“Excess funds” should be a red flag about ICANN

A November 27, 2012 article on Slate ICANN, Make a Difference by Sascha Meinrath and Elliot Noss makes a suggestion of what can be done with the $100,000,000 plus of “Excess funds” anticipated by ICANN.  While the philosophy behind how to use the funds can be rationally debated, perhaps we should first look at why ICANN, presumably a non-profit organization supporting the Internet, is ending up with these vast sums.  Considering this is money being sucked out of large corporations who get their funds from consumers, is this in the consumer’s best interest?

The domain name market, or perhaps better called the domain name racket, sucks an annual rental fee from domain name holders that when multiplied hundreds of millions ends up being a lot of money.  Spending a few million to bid on a TLD would easily return to the investor many times over in annual rental fees.

Domain names, formally a free service operated by just one man, have exploded into a multibillion dollar industry because of a rental policy.  It is wildly assumed that this is the way it has to be because of the technology of the Internet.  However, this is just policy and technology can easily eliminate the rental model.

Why would ICANN want to change from a rental model to an ownership model when they would rather deal with “excessive funds” and have a history of self-generosity?  It is reasonable to assume that they have no desire to change the model.   The only solution is to have it forced upon them.

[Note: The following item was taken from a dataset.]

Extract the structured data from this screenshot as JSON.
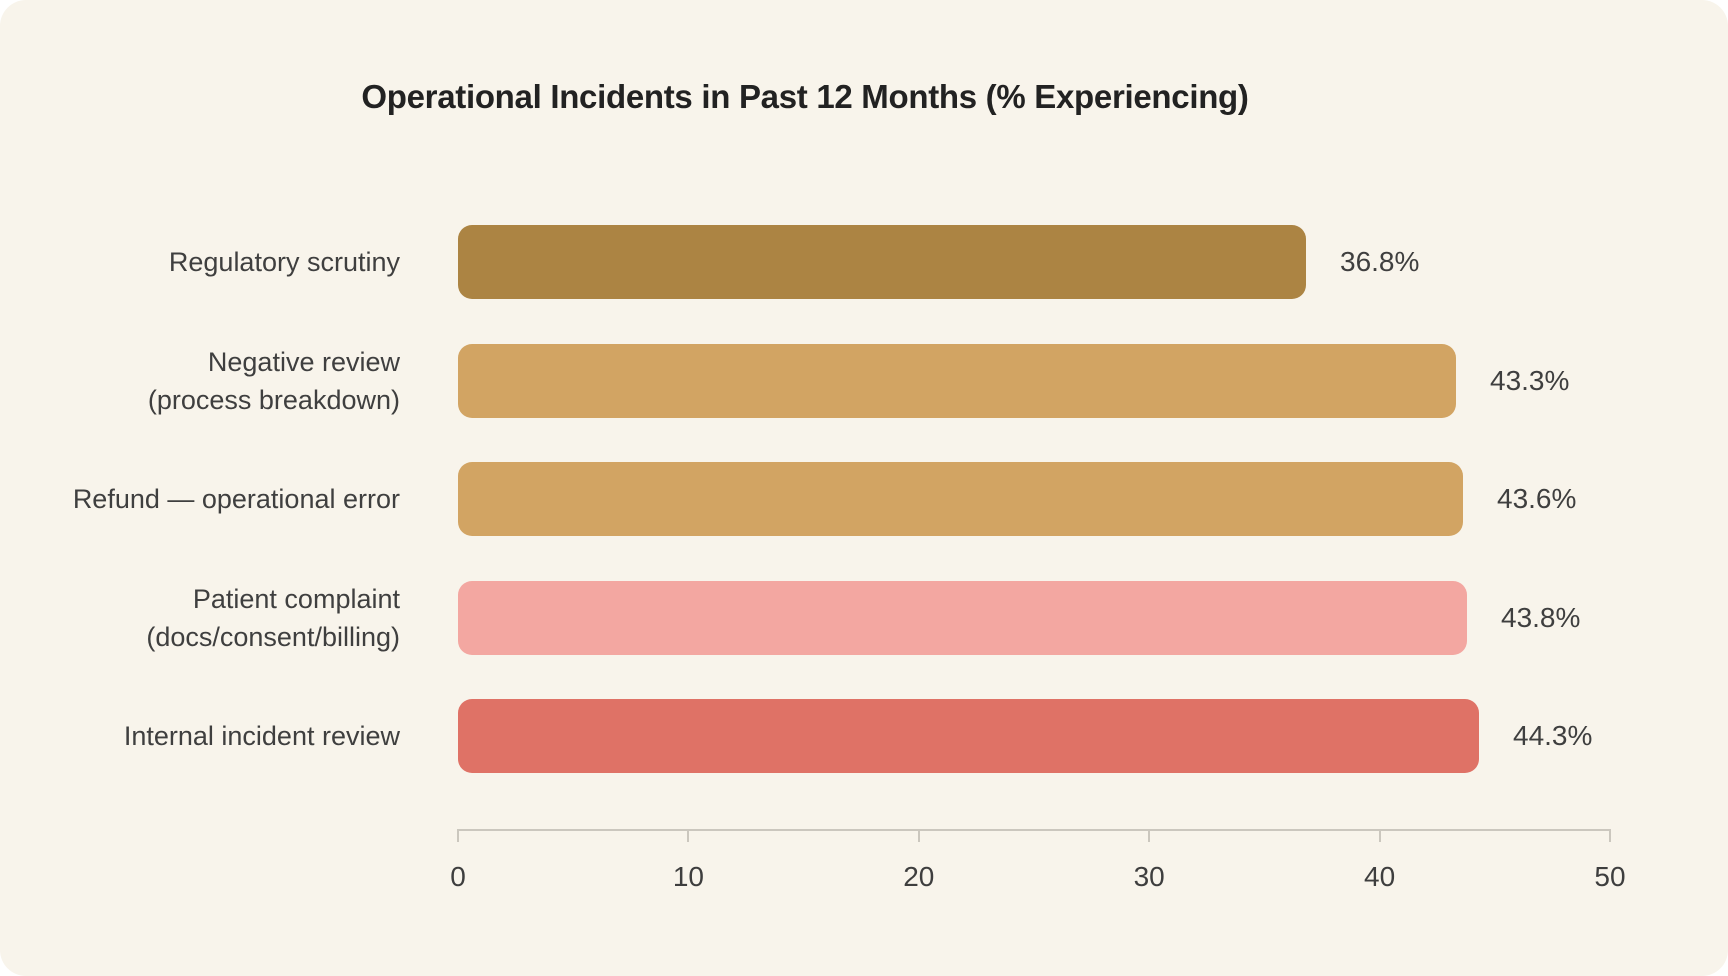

ShofarDomain is building an RFC compatible domain name system that allows rented ICANN sanctioned domain names to continue as is.  Those that want to submit to annual wallet sucking rental fees may continue in that financial surgery.  However those who prefer the concept of paying once and owning a domain may find the ShofarDomain model preferable.

With the ShofarDomain ownership model “excessive funds” is unlikely because they are never spent in the first place.  When free market completion replaces a monopoly we assume that most consumers might be less inclined to support organizations that turn their dollars into “excessive funds.”  The ownership model for domain name is an idea whose time has come.